- Born: Maryhelen Hanson January 28, 1946 Des Moines, Iowa, U.S.
- Died: November 22, 2024 (aged 78)
- Education: University of Missouri-Kansas City
- Occupations: Ballet dancer, arts administrator
- Spouse: John Dennis ​(m. 1993)​
- Career
- Former groups: Kansas City Ballet

= Maryhelen Mayfield =

American ballet dancer and arts director

Maryhelen Mayfield (née Hanson; January 28, 1946 — November 22, 2024) was an American ballet dancer, choreographer, and artistic director. She was a dancer with Kansas City Ballet before moving to North Carolina to serve as both artistic and executive director of Greensboro Ballet. She served as the director of the ballet from 1980 until 2019, choreographing and staging over twenty-five original works.

== Biography ==
Mayfield grew up in Des Moines, Iowa. She began training in ballet when she was seven years old. She attended the Conservatory of Music and Dance at the University of Missouri–Kansas City before transferring to the National Ballet School of Washington. She left school to pursue a dance career in New York City after the National Ballet School fell under financial hardship. After an unsuccessful few years in New York, Mayfield returned to Des Moines and began working as a dance teacher and choreographer at a ballet school opened by one of her childhood ballet teachers. She taught at the school for two years before moving to Kansas City, Missouri where she earned a degree in ballet and joined the company at Kansas City Ballet as a member of the corps de ballet under the direction of Ron Sequoio. There, she trained under Russian ballet mistress Tatiana Dokoudovska. In 1980, she danced in James DeBolt's The House of the Rising Sun, Mystic Journey, choreographed by Ronald M. Sequoio. While dancing in the ballet, she also worked as an arts administrator for the city of Kansas City, Kansas, across the Missouri River.

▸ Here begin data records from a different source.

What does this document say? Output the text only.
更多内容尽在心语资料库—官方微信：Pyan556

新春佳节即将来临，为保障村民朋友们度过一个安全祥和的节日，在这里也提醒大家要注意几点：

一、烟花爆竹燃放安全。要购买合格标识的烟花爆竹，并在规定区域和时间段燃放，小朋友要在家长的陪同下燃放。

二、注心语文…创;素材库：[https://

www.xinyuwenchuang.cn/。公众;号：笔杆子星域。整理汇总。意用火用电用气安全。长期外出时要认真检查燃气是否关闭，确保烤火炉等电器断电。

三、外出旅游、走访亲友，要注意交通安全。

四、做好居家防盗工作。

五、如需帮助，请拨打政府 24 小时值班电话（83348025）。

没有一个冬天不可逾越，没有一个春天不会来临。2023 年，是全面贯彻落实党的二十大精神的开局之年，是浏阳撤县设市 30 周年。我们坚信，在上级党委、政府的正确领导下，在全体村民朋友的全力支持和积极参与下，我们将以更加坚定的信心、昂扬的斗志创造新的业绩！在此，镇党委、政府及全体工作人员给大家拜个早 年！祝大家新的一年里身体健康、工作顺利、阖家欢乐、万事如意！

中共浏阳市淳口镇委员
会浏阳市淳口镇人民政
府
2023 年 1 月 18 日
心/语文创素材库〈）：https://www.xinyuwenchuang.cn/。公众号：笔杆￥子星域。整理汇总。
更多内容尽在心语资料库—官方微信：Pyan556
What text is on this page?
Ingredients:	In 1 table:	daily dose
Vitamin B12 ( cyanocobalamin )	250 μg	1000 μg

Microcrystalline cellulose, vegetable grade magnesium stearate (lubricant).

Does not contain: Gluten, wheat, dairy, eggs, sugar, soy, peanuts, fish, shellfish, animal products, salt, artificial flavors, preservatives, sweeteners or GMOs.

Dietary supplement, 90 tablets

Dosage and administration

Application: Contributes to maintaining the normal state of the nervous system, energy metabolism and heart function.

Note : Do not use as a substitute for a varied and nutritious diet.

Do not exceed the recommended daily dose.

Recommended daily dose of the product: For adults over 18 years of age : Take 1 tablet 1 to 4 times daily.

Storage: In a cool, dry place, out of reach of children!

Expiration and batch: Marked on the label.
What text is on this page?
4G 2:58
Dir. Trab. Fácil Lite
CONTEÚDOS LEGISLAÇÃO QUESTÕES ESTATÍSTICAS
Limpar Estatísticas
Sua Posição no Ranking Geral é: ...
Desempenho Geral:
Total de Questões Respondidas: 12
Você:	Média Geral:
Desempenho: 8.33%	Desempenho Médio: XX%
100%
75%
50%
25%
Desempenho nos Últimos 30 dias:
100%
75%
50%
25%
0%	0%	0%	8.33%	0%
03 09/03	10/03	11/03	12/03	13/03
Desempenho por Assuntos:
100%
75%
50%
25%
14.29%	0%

In 1980 she moved from Kansas City to Greensboro, North Carolina to take up the role of artistic director and executive director of Greensboro Ballet, then a struggling ballet company known as Greensboro Civic Ballet Theatre, succeeding Elissa Minet Fuchs. Within her first month as a director, Mayfield choreographed a short ballet to premier as part of the ballet's inaugural season. With only $200 in funding in 1981, she staged the company's first The Nutcracker in a local church's recreation room, profiting $1,500. The following year, she moved the company's home performance space to the World War Memorial Stadium and, later, the Carolina Theatre of Greensboro.

Mayfield married John Dennis, a former ballet dancer with the Dallas Ballet, in 1993. They met when Dennis moved to Greensboro and began teaching at the ballet in 1986.

In 1986 Mayfield obtained an accreditation for Greensboro Ballet as a ballet school from the Southeast Regional Ballet Association. In 1995 she separated the ballet into two programs, a classical ballet school and a small professional company. In 1992 she was honored as an "outstanding North Carolina dance teacher" by the North Carolina School of the Arts. In February 1999 she debuted her original ballet, Doors, with Greensboro Ballet at the North Carolina School of the Arts. Maryfield also choreographed Mutcracker, a parody ballet based on The Nutckracker that incorporated dogs in the performance. Mayfield choreographed and staged over twenty-five original works for Greensboro Ballet.

In June 2002 Mayfield spoke out in opposition to the Greensboro Cultural Center requiring fees to non-profit arts organizations. In 2015 Mayfield graduated from the Guilford Nonprofit Consortium's Executive Director Academy. She was a recipient of the Betty Cone Medal of the Arts Award in 2007.

In November 2019 Mayfield and Dennis left Greensboro Ballet. Mayfield was succeeded by ballet mistress and company member Jessica Fry McAlister as artistic director and by Jennifer Savage Gentry as executive director. Company member Nina Bass Munda succeeded Dennis as school director. In January 2020 Mayfield and Dennis filed a lawsuit against Greensboro Ballet.